Photo from http://nevestam.com.ua Photo from http://nevestam.com.ua

Karavay - symbolic bread

Karavay is a traditional round Russian yeast sweetbread usually baked for weddings (and more rarely – for funerals or birthdays). It is always richly decorated with a pastry wheat-ear-shaped wreath symbolizing prosperity and – when for marriage – with two interlaced rings – as a symbol of spousal faithfulness. Karavay is also often adorned with arrow-wood twigs, which in pagan times were believed to possess magic powers and could help a young woman become pregnant.

Karavay is seen as a symbol of happiness and affluence. The puffier the karavay – the happier and richer the newlyweds will be once they taste it.

Who is the boss?

Karavay is usually served by the newlyweds’ parents on an embroidered towel and traditionally with a little bowl (or cup) of - salt! This practice dates back to times when salt in Russia was very expensive, so offering it to guests meant you were sharing with them something very precious.
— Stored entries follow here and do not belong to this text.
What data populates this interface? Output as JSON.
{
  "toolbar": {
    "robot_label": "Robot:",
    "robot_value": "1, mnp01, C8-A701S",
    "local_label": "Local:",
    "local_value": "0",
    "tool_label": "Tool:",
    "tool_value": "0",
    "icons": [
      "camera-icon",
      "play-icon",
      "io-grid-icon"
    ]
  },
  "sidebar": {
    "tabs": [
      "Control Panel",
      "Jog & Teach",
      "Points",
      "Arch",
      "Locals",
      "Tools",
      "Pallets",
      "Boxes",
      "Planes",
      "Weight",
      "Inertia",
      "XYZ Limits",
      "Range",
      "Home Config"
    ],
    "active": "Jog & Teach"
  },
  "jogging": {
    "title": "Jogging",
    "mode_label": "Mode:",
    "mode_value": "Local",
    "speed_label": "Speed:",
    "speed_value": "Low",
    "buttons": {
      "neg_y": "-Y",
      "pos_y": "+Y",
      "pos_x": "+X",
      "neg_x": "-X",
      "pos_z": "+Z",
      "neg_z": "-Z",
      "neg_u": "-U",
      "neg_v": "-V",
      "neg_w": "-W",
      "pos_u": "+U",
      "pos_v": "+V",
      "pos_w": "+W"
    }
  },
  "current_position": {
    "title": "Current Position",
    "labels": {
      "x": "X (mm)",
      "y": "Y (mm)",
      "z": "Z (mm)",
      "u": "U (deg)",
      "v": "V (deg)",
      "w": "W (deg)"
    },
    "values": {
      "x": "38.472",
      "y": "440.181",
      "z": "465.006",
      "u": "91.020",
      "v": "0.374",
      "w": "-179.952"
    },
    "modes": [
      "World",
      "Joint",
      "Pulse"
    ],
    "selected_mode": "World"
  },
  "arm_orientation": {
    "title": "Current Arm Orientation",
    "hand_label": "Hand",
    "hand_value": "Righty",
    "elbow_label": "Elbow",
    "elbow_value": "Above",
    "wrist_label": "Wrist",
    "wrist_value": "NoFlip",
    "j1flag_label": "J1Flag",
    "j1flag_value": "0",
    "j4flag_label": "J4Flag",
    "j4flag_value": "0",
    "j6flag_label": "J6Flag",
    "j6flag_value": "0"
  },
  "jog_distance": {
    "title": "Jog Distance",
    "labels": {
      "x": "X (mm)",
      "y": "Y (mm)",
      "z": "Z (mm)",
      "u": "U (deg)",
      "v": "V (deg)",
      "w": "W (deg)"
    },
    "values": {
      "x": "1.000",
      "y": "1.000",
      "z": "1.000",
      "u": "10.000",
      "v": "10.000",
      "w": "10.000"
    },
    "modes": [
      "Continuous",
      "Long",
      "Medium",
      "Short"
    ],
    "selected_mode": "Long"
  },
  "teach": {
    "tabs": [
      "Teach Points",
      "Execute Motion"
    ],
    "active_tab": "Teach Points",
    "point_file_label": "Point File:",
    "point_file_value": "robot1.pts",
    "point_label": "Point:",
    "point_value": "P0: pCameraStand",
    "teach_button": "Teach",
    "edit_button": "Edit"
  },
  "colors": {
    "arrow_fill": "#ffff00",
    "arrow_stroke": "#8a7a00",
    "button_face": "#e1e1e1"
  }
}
Photo from http://imperiatortov.ru Photo from http://imperiatortov.ru

The parents invite both the bridegroom and the bride to take a bite of the karavay – without using their hands. Whoever takes the largest bite is considered to be the head of the new family.

The rest of the karavay is divided among the guests; it is thought that in sharing karavay with relatives and friends, the newlyweds are also sharing their happiness.

 Birthday Karavay

Occasionally, karavay is also baked on birthdays. But more often, especially if it’s a child’s birthday, the tradition is to sing a karavay song, rather than eat a karavay pastry.

Children join hands and make a ring – for a round dance; the one whose birthday is being celebrated stands in the center. The others dance around him (or her) and sing:

 “Once for someone’s birthday (the name of a child)

We baked a karavay

It was this much up (children put their hands in the air, as high as possible)

This much down (children squat)

Photo from http://www.klichew.by Photo from http://www.klichew.by

This much wide (children make as wide ring as possible)

This much narrow (children move towards the child in the center)

Karavay! Karavay! Choose someone you love the most!

[The child in the center answers]: To tell the truth, I love everybody,

But most of all I love … (the name of a child)

The one who’s been chosen goes to stand in the center, while the one who’s chosen him (or her) joins the other children.

Buy or bake?

In the past, karavay was always homemade. Today it is usually bought or ordered at the nearest bakery… although it’s still not hard to prepare at home. 

Make some leavened (yeast) dough, shape it into a round loaf, decorate it and send to a preheated oven! To make it shine - smear your karavay with beaten eggs or sugared water when it is almost ready.